Christina Baker Kline (born 1964) is an American novelist. She is the author of seven novels, including Orphan Train, and has co-authored or edited five non-fiction books. Kline is a Geraldine R. Dodge Foundation Fellowship recipient.

==Background==
She was born in Cambridge, England, and raised in Cambridge, the American South, and in Maine. She is a graduate of Yale University (BA in English), Cambridge University (MA in literature), and the University of Virginia (MFA), where she was a Henry Hoyns Fellow in fiction writing.

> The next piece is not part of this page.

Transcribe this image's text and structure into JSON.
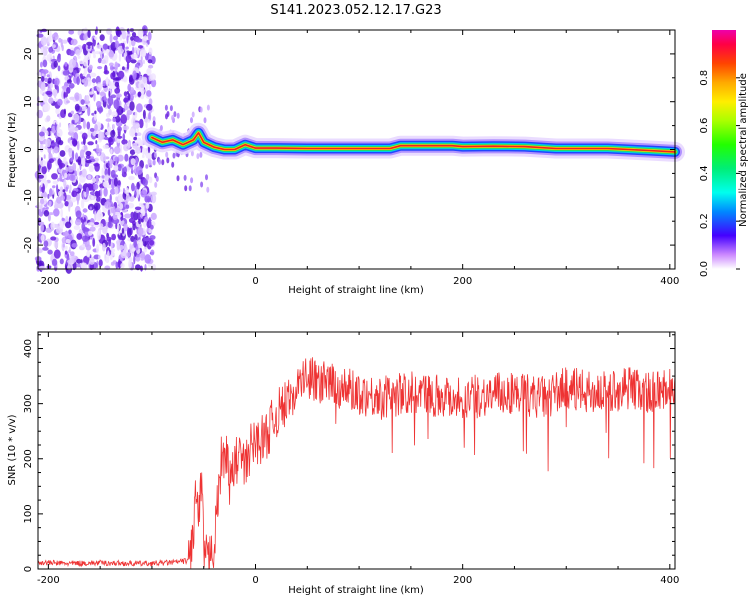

Kline has been a resident of Montclair, New Jersey.

==Teaching career==
Kline served as Writer-in-Residence at Fordham University from 2007 to 2011, where she taught graduate and undergraduate creative writing and literature.

==Works==

===Fiction===
- Sweet Water (1993)
- Desire Lines (1999)
- The Way Life Should Be (2007)
- Bird in Hand (2009)
- Orphan Train (2013)
- A Piece of the World (2017)
- Orphan Train Girl (2017)
- The Exiles (2020)

====Orphan Train====
Set on present-day Mount Desert Island, Maine and in Depression-era Minnesota, Kline's fifth novel, Orphan Train, highlights the real-life story of the orphan trains that between 1854 and 1929 carried thousands of orphaned, abandoned, and destitute children from the East Coast to the Midwest. Since its publication in 2013, Orphan Train has been a bestseller on all the national lists in the U.S.

===Non-fiction===
- The Conversation Begins: Mothers and Daughters Talk about Living Feminism (1994), with her mother, Christina Looper Baker.

===As editor===
- Child of Mine: Original Essays on Becoming a Mother (1997)
- Room to Grow: Twenty-Two Writers Encounter the Pleasures and Paradoxes of Raising Young Children (1999)
- Always Too Soon: Voices of Support for Those Who Have Lost Both Parents (2006), with Allison Gilbert
- About Face: Women Write about What They See When They Look in the Mirror (2008), with Anne Burt

==Me Too campaign==
As part of the #MeToo campaign, in late October 2017, Baker Kline penned an essay published by Slate magazine in which she accused former president George H. W. Bush of inappropriately touching her and telling an inappropriate joke while she posed for a photo with him during an April 2014 event benefiting the Barbara Bush Foundation for Family Literacy. She further stated that the driver who chauffeured her (and had "introduced herself as a friend of the Bush family"), overheard her tell the story to her husband and requested that she remain "discreet" about the incident. Baker Kline stated in her essay that the driver's reaction made her suspicious that her case was not unique, thinking that "the people around President Bush were accustomed to doing damage control," and the #MeToo campaign confirmed her suspicions.